I sipped my beer with eyes downcast to the newspaper that I wasn’t reading, totally alert to everything that was going on around me. At the far end of the room a television chattered out the commentary to a football match, all but drowned by the murmur of conversations in the intervening space.
I don’t suppose any of the other customers noticed the middle-aged man in the brown jacket with the fur collar when he shuffled in and pulled himself onto a high stool at the far end of the bar. He was in his sixties, which meant that he was too old to attract a single glance from any of the young businesspeople who drank here.
The bartender was older still, but his position imbued him with enough status to have struck up a conversation with two over-made-up office girls perched on bar stools, trying to make their gin and tonics last until the arrival of someone else, whose name I had picked-up as ‘Cynth’. He finished the story he was telling and smirked for a moment in appreciation of their polite giggles before strolling down to address the newcomer.
“Evening, Jed. Will it be the usual?”
Jed nodded and saluted smartly. It was some kind of private joke. Already he looked like a fixture, an extension of the dented old stool on which he sat, silent, as though everything he had to say he had already said, many times. It seemed that his only reason for being here was the meagre company of these indifferent, self-absorbed young folk.
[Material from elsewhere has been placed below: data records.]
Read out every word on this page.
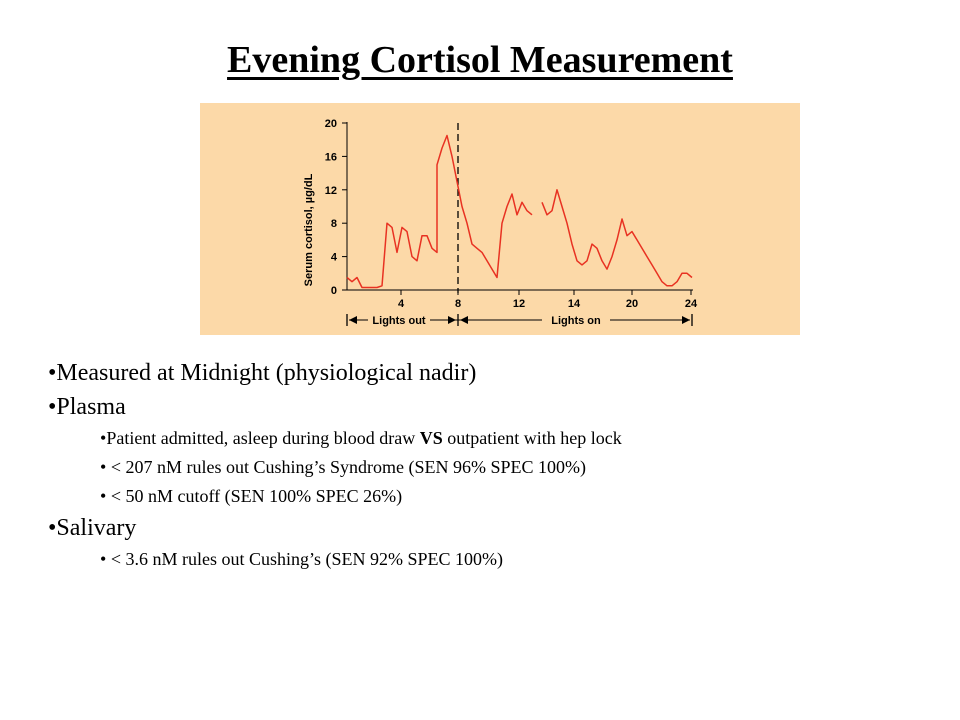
Evening Cortisol Measurement
Serum cortisol, µg/dL
0
4
8
12
16
20
4	8	12	14	20	24
Lights out	Lights on
• Measured at Midnight (physiological nadir)
• Plasma
• Patient admitted, asleep during blood draw VS outpatient with hep lock
• < 207 nM rules out Cushing’s Syndrome (SEN 96% SPEC 100%)
• < 50 nM cutoff (SEN 100% SPEC 26%)
• Salivary
• < 3.6 nM rules out Cushing’s (SEN 92% SPEC 100%)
Pulling the straps of my holdall over my shoulder and lifting my almost empty pint, I made my way to the bar and stood next to the newcomer.
“Good evening. I think we know one another. Aren’t you Jed Collingsworth?”
“Yes…” he looked me up and down with a puzzled expression. “I can’t say I recall…”
“Oh, it was a long time ago. Northern Ireland. Back in the 1970s. Beginning of the Provisional IRA bombing campaign.”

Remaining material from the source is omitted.